Mike Smith is the global president of Downtown Music Publishing, a division of Downtown Music Holdings. Prior to this move, Smith was Managing Director at Warner/Chappell Music UK, part of the global music publishing arm of Warner Music Group.

==Early career==
Smith launched his career as an A&R scout at MCA Publishing in 1988, where he signed Blur, Levitation, and discovered the Smashing Pumpkins. In 1992, he joined EMI Publishing, signing prominent acts like PJ Harvey, Elastica, Supergrass, Teenage Fanclub, Doves, Starsailor, the Beta Band, the Avalanches, Gorillaz, the White Stripes, the Libertines, Scissor Sisters, Arcade Fire, and Arctic Monkeys. He also resigned Blur during this period and advanced to the role of Head of A&R. He also worked with artists such as Robbie Williams, the Verve and Beth Orton.

==Columbia Records==
Smith moved to Columbia Records UK in 2006 to work as the Managing Director. In his first year there, he signed Mark Ronson and Calvin Harris. Other signings included the Ting Tings, MGMT, the Hugs, the Gossip, Glasvegas, Miike Snow, Magnetic Man, Miles Kane, Paul Epworth, Band of Horses, Katy B, the Vaccines and Ryan Adams. Acts he also looked after included Kings of Leon, Bruce Springsteen, Bob Dylan, Foo Fighters, Matt Cardle, Ke$ha, Sleigh Bells, and Kasabian.

==Mercury Records==
In April 2012, Smith left Columbia to take up the role of President of Music at Mercury Records where he oversaw the signings of Iggy Azalea, the Vamps and Slaves, as well as signing Duke Dumont and the Strypes. With the formation of Virgin / EMI Records in 2013, from the merger of Virgin Records and Mercury Records, he signed the Chemical Brothers, the Libertines, Barns Courtney and Squeeze.

==Warner/Chappell Music==
In 2016, Smith left Virgin/EMI to take up the position of Managing Director at Warner/Chappell UK, the longest established major international music publishing company. Its diverse roster runs from Noël Coward and George Gershwin to Skepta and Stormzy. As well as reuniting with Damon Albarn, since joining the company he has overseen the signings of Liam Gallagher, J Hus, Dave, Andy Partridge, Joe Strummer, the Manic Street Preachers and Celeste.

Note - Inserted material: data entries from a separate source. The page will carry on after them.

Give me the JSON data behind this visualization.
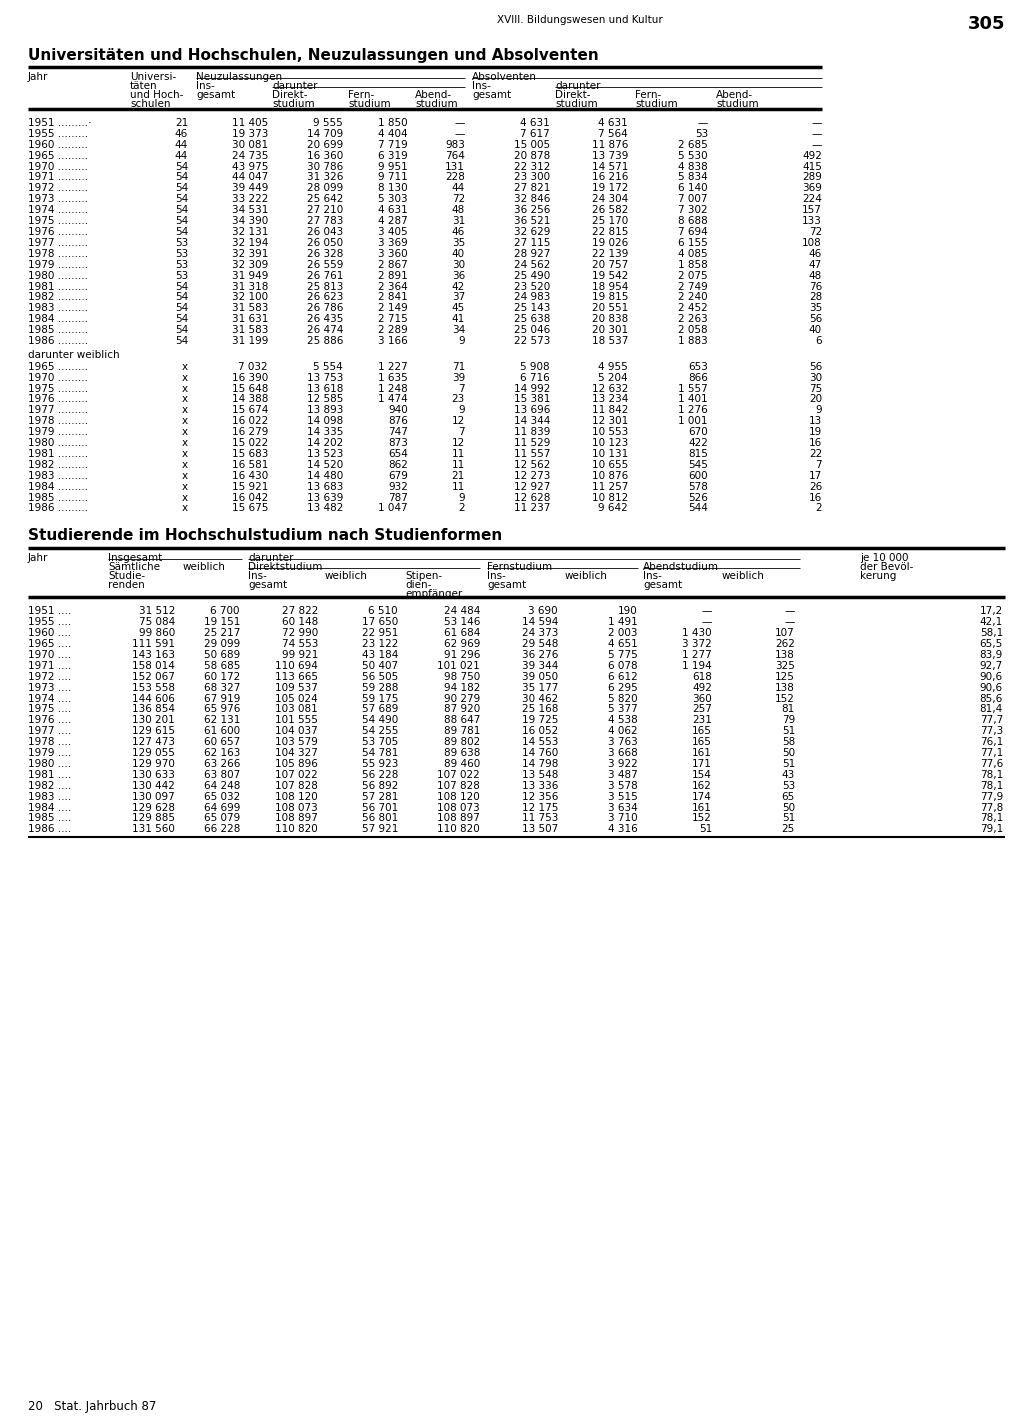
{
  "page_header": "XVIII. Bildungswesen und Kultur",
  "page_number": "305",
  "footer": "20   Stat. Jahrbuch 87",
  "table1_title": "Universitäten und Hochschulen, Neuzulassungen und Absolventen",
  "table1_data": [
    [
      "1951 .........·",
      "21",
      "11 405",
      "9 555",
      "1 850",
      "—",
      "4 631",
      "4 631",
      "—",
      "—"
    ],
    [
      "1955 .........",
      "46",
      "19 373",
      "14 709",
      "4 404",
      "—",
      "7 617",
      "7 564",
      "53",
      "—"
    ],
    [
      "1960 .........",
      "44",
      "30 081",
      "20 699",
      "7 719",
      "983",
      "15 005",
      "11 876",
      "2 685",
      "—"
    ],
    [
      "1965 .........",
      "44",
      "24 735",
      "16 360",
      "6 319",
      "764",
      "20 878",
      "13 739",
      "5 530",
      "492"
    ],
    [
      "1970 .........",
      "54",
      "43 975",
      "30 786",
      "9 951",
      "131",
      "22 312",
      "14 571",
      "4 838",
      "415"
    ],
    [
      "1971 .........",
      "54",
      "44 047",
      "31 326",
      "9 711",
      "228",
      "23 300",
      "16 216",
      "5 834",
      "289"
    ],
    [
      "1972 .........",
      "54",
      "39 449",
      "28 099",
      "8 130",
      "44",
      "27 821",
      "19 172",
      "6 140",
      "369"
    ],
    [
      "1973 .........",
      "54",
      "33 222",
      "25 642",
      "5 303",
      "72",
      "32 846",
      "24 304",
      "7 007",
      "224"
    ],
    [
      "1974 .........",
      "54",
      "34 531",
      "27 210",
      "4 631",
      "48",
      "36 256",
      "26 582",
      "7 302",
      "157"
    ],
    [
      "1975 .........",
      "54",
      "34 390",
      "27 783",
      "4 287",
      "31",
      "36 521",
      "25 170",
      "8 688",
      "133"
    ],
    [
      "1976 .........",
      "54",
      "32 131",
      "26 043",
      "3 405",
      "46",
      "32 629",
      "22 815",
      "7 694",
      "72"
    ],
    [
      "1977 .........",
      "53",
      "32 194",
      "26 050",
      "3 369",
      "35",
      "27 115",
      "19 026",
      "6 155",
      "108"
    ],
    [
      "1978 .........",
      "53",
      "32 391",
      "26 328",
      "3 360",
      "40",
      "28 927",
      "22 139",
      "4 085",
      "46"
    ],
    [
      "1979 .........",
      "53",
      "32 309",
      "26 559",
      "2 867",
      "30",
      "24 562",
      "20 757",
      "1 858",
      "47"
    ],
    [
      "1980 .........",
      "53",
      "31 949",
      "26 761",
      "2 891",
      "36",
      "25 490",
      "19 542",
      "2 075",
      "48"
    ],
    [
      "1981 .........",
      "54",
      "31 318",
      "25 813",
      "2 364",
      "42",
      "23 520",
      "18 954",
      "2 749",
      "76"
    ],
    [
      "1982 .........",
      "54",
      "32 100",
      "26 623",
      "2 841",
      "37",
      "24 983",
      "19 815",
      "2 240",
      "28"
    ],
    [
      "1983 .........",
      "54",
      "31 583",
      "26 786",
      "2 149",
      "45",
      "25 143",
      "20 551",
      "2 452",
      "35"
    ],
    [
      "1984 .........",
      "54",
      "31 631",
      "26 435",
      "2 715",
      "41",
      "25 638",
      "20 838",
      "2 263",
      "56"
    ],
    [
      "1985 .........",
      "54",
      "31 583",
      "26 474",
      "2 289",
      "34",
      "25 046",
      "20 301",
      "2 058",
      "40"
    ],
    [
      "1986 .........",
      "54",
      "31 199",
      "25 886",
      "3 166",
      "9",
      "22 573",
      "18 537",
      "1 883",
      "6"
    ]
  ],
  "table1_section2_label": "darunter weiblich",
  "table1_data2": [
    [
      "1965 .........",
      "x",
      "7 032",
      "5 554",
      "1 227",
      "71",
      "5 908",
      "4 955",
      "653",
      "56"
    ],
    [
      "1970 .........",
      "x",
      "16 390",
      "13 753",
      "1 635",
      "39",
      "6 716",
      "5 204",
      "866",
      "30"
    ],
    [
      "1975 .........",
      "x",
      "15 648",
      "13 618",
      "1 248",
      "7",
      "14 992",
      "12 632",
      "1 557",
      "75"
    ],
    [
      "1976 .........",
      "x",
      "14 388",
      "12 585",
      "1 474",
      "23",
      "15 381",
      "13 234",
      "1 401",
      "20"
    ],
    [
      "1977 .........",
      "x",
      "15 674",
      "13 893",
      "940",
      "9",
      "13 696",
      "11 842",
      "1 276",
      "9"
    ],
    [
      "1978 .........",
      "x",
      "16 022",
      "14 098",
      "876",
      "12",
      "14 344",
      "12 301",
      "1 001",
      "13"
    ],
    [
      "1979 .........",
      "x",
      "16 279",
      "14 335",
      "747",
      "7",
      "11 839",
      "10 553",
      "670",
      "19"
    ],
    [
      "1980 .........",
      "x",
      "15 022",
      "14 202",
      "873",
      "12",
      "11 529",
      "10 123",
      "422",
      "16"
    ],
    [
      "1981 .........",
      "x",
      "15 683",
      "13 523",
      "654",
      "11",
      "11 557",
      "10 131",
      "815",
      "22"
    ],
    [
      "1982 .........",
      "x",
      "16 581",
      "14 520",
      "862",
      "11",
      "12 562",
      "10 655",
      "545",
      "7"
    ],
    [
      "1983 .........",
      "x",
      "16 430",
      "14 480",
      "679",
      "21",
      "12 273",
      "10 876",
      "600",
      "17"
    ],
    [
      "1984 .........",
      "x",
      "15 921",
      "13 683",
      "932",
      "11",
      "12 927",
      "11 257",
      "578",
      "26"
    ],
    [
      "1985 .........",
      "x",
      "16 042",
      "13 639",
      "787",
      "9",
      "12 628",
      "10 812",
      "526",
      "16"
    ],
    [
      "1986 .........",
      "x",
      "15 675",
      "13 482",
      "1 047",
      "2",
      "11 237",
      "9 642",
      "544",
      "2"
    ]
  ],
  "table2_title": "Studierende im Hochschulstudium nach Studienformen",
  "table2_data": [
    [
      "1951 ....",
      "31 512",
      "6 700",
      "27 822",
      "6 510",
      "24 484",
      "3 690",
      "190",
      "—",
      "—",
      "17,2"
    ],
    [
      "1955 ....",
      "75 084",
      "19 151",
      "60 148",
      "17 650",
      "53 146",
      "14 594",
      "1 491",
      "—",
      "—",
      "42,1"
    ],
    [
      "1960 ....",
      "99 860",
      "25 217",
      "72 990",
      "22 951",
      "61 684",
      "24 373",
      "2 003",
      "1 430",
      "107",
      "58,1"
    ],
    [
      "1965 ....",
      "111 591",
      "29 099",
      "74 553",
      "23 122",
      "62 969",
      "29 548",
      "4 651",
      "3 372",
      "262",
      "65,5"
    ],
    [
      "1970 ....",
      "143 163",
      "50 689",
      "99 921",
      "43 184",
      "91 296",
      "36 276",
      "5 775",
      "1 277",
      "138",
      "83,9"
    ],
    [
      "1971 ....",
      "158 014",
      "58 685",
      "110 694",
      "50 407",
      "101 021",
      "39 344",
      "6 078",
      "1 194",
      "325",
      "92,7"
    ],
    [
      "1972 ....",
      "152 067",
      "60 172",
      "113 665",
      "56 505",
      "98 750",
      "39 050",
      "6 612",
      "618",
      "125",
      "90,6"
    ],
    [
      "1973 ....",
      "153 558",
      "68 327",
      "109 537",
      "59 288",
      "94 182",
      "35 177",
      "6 295",
      "492",
      "138",
      "90,6"
    ],
    [
      "1974 ....",
      "144 606",
      "67 919",
      "105 024",
      "59 175",
      "90 279",
      "30 462",
      "5 820",
      "360",
      "152",
      "85,6"
    ],
    [
      "1975 ....",
      "136 854",
      "65 976",
      "103 081",
      "57 689",
      "87 920",
      "25 168",
      "5 377",
      "257",
      "81",
      "81,4"
    ],
    [
      "1976 ....",
      "130 201",
      "62 131",
      "101 555",
      "54 490",
      "88 647",
      "19 725",
      "4 538",
      "231",
      "79",
      "77,7"
    ],
    [
      "1977 ....",
      "129 615",
      "61 600",
      "104 037",
      "54 255",
      "89 781",
      "16 052",
      "4 062",
      "165",
      "51",
      "77,3"
    ],
    [
      "1978 ....",
      "127 473",
      "60 657",
      "103 579",
      "53 705",
      "89 802",
      "14 553",
      "3 763",
      "165",
      "58",
      "76,1"
    ],
    [
      "1979 ....",
      "129 055",
      "62 163",
      "104 327",
      "54 781",
      "89 638",
      "14 760",
      "3 668",
      "161",
      "50",
      "77,1"
    ],
    [
      "1980 ....",
      "129 970",
      "63 266",
      "105 896",
      "55 923",
      "89 460",
      "14 798",
      "3 922",
      "171",
      "51",
      "77,6"
    ],
    [
      "1981 ....",
      "130 633",
      "63 807",
      "107 022",
      "56 228",
      "107 022",
      "13 548",
      "3 487",
      "154",
      "43",
      "78,1"
    ],
    [
      "1982 ....",
      "130 442",
      "64 248",
      "107 828",
      "56 892",
      "107 828",
      "13 336",
      "3 578",
      "162",
      "53",
      "78,1"
    ],
    [
      "1983 ....",
      "130 097",
      "65 032",
      "108 120",
      "57 281",
      "108 120",
      "12 356",
      "3 515",
      "174",
      "65",
      "77,9"
    ],
    [
      "1984 ....",
      "129 628",
      "64 699",
      "108 073",
      "56 701",
      "108 073",
      "12 175",
      "3 634",
      "161",
      "50",
      "77,8"
    ],
    [
      "1985 ....",
      "129 885",
      "65 079",
      "108 897",
      "56 801",
      "108 897",
      "11 753",
      "3 710",
      "152",
      "51",
      "78,1"
    ],
    [
      "1986 ....",
      "131 560",
      "66 228",
      "110 820",
      "57 921",
      "110 820",
      "13 507",
      "4 316",
      "51",
      "25",
      "79,1"
    ]
  ],
  "bg_color": "#ffffff"
}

In November 2016, Smith was the inaugural recipient of the George Martin Award at the Music Business Worldwide A&R Awards.

==Downtown Music Publishing==
In September 2020, Smith joined Downtown Music Publishing as Global President where he is responsible for a catalogue that includes John Lennon, Trampolene, Miles Davis, Oneohtrix Point Never, Arca, George Gershwin, Wu-Tang Clan and the 1975.

==Personal life==
Since 2010, Smith has been a trustee of the charity New Deal of the Mind, which works to encourage job creation within the creative industries.

Smith has been sketching the musicians he has spent his lifetime watching and in 2009, staged an exhibition of prints made from these drawings at Richard Goodall Gallery in Manchester. This was followed up in 2011 with a comprehensive show of his paintings, light boxes and prints at Somerset House. A further exhibition of the work was staged at Metropolis Group studios.